The ability of organizations to provide business intelligence services is shaped by the firm's existing IT infrastructure, itself a function of its IT architecture. A firm's IT infrastructure describes existing capabilities offered as shared services across business functions (Weill & Vitale, 2002). IT architecture is a corporate-level plan to develop IT infrastructure in support of business objectives (Ross, 2003). IT architecture determines the range of a firm's IT capabilities, simultaneously enabling and limiting its IT services. Further, the development of a firm's IT architecture is a long and difficult process, influenced by previous IT architecture plans and current IT infrastructure investment.
Most companies are still early in the process of standardizing technologies, data, and processes, and facing the limitations imposed by their infrastructure on the development of IT architectures that will enable them to provide corporate-level BI services.

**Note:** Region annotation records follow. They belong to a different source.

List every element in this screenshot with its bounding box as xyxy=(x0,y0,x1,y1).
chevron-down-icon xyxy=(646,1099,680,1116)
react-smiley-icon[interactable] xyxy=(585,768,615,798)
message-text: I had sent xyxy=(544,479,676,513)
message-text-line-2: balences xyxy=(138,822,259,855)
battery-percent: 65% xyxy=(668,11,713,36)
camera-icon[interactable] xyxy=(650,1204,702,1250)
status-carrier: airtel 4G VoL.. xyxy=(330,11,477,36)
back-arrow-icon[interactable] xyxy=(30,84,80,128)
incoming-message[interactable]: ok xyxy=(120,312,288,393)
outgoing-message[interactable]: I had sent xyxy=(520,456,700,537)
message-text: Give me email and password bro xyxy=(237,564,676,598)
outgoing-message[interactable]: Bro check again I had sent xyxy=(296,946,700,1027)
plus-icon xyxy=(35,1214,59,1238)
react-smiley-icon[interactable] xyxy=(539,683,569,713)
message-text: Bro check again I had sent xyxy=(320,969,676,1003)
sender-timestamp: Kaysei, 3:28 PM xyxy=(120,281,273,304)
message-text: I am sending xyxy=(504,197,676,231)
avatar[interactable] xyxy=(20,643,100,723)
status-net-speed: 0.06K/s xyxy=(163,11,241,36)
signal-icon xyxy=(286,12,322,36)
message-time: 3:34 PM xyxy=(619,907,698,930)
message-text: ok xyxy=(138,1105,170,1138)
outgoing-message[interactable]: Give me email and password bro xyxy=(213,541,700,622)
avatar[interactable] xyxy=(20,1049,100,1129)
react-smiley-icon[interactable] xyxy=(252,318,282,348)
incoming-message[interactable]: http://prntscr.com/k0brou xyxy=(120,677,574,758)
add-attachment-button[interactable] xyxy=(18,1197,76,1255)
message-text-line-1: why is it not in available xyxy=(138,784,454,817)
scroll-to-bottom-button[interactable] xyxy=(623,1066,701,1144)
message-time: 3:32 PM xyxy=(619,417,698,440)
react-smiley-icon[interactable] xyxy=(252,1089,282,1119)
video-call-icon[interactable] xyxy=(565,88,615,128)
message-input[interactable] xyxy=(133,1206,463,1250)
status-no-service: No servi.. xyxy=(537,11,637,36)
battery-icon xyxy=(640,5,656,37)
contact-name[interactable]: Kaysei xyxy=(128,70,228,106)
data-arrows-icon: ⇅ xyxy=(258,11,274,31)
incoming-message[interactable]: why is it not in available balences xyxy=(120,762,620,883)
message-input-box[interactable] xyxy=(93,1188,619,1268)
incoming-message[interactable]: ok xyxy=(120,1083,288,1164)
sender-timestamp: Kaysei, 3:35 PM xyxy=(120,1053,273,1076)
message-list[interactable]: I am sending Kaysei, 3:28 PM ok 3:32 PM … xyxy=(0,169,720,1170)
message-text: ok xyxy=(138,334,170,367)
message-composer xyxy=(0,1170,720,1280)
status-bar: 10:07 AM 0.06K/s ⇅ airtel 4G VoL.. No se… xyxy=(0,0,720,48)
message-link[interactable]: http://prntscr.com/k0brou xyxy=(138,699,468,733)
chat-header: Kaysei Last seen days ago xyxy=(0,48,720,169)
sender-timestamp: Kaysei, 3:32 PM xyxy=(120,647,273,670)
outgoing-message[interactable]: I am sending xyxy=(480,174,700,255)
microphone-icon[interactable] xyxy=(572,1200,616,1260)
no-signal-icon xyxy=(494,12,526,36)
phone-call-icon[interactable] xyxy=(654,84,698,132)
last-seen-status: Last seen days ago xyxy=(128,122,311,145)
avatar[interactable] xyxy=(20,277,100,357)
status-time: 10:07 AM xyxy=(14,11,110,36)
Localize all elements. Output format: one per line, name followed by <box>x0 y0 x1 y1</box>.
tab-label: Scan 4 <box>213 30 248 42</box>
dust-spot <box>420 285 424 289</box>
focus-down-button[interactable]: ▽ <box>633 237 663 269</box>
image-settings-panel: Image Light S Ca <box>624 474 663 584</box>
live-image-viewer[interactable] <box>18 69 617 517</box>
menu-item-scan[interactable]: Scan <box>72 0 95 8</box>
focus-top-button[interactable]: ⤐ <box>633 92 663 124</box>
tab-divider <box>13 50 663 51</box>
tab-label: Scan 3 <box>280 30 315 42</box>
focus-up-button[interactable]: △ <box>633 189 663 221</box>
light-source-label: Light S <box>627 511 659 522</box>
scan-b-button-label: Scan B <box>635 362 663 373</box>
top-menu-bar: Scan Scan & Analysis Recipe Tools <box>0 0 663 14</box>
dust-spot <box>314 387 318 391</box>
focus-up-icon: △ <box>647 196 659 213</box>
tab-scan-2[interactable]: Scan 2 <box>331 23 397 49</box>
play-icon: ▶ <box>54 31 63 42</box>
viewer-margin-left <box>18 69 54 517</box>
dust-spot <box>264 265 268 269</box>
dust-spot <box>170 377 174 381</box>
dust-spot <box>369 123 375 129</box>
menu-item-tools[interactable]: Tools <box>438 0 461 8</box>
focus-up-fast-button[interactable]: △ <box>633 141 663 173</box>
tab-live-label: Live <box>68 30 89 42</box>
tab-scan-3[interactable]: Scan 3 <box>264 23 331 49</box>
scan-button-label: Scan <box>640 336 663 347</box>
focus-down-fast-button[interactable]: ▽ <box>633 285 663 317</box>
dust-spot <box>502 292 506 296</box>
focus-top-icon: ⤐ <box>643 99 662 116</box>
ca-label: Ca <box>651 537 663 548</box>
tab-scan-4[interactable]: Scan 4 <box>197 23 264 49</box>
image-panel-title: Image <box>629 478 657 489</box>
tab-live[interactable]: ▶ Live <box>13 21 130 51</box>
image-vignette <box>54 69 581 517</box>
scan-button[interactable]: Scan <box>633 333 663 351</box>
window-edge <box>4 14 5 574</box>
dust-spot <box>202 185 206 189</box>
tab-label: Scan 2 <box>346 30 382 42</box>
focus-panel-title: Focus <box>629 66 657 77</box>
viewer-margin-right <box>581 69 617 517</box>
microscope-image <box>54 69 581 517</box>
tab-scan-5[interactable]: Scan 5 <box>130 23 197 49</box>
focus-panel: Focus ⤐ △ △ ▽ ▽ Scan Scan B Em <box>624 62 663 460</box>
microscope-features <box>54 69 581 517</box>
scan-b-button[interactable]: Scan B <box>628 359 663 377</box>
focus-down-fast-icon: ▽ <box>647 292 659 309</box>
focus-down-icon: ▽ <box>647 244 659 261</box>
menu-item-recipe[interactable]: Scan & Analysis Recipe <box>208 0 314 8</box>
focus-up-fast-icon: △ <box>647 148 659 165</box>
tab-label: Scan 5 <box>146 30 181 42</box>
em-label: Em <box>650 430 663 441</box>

Integrating the multiple incompatible applications resulting from previous investment is a difficult task. Additionally, heavy investment in enterprise resource planning (ERP) applications and data on data warehousing (DW) solutions, a significant portion of which has been done at the functional, not enterprise level, limits and complicates integration efforts. This arduous task requires standardization of data formats, data meaning, and business processes in order to proceed to the highest identified architecture stage in which shared services are provided across business units. The kind of BI services that enable successful competition based on analytics (Davenport, 2006) can only be provided as enterprise-wide shared services based on a common architecture.
This paper summarizes findings from interviews with four different companies1 in industries as varied as consumer health & pharmaceuticals, financial services, insurance, and hospice care management. The interviews provide insight into the range of issues faced by organizations in the provisioning of adequate infrastructure to support business intelligence services. The interview results also shed light on the ways in which semantic data exchange technologies, most notably the eXtensible Markup Language (XML), are being used to bridge compatibility challenges and implement localized solutions to provide BI services.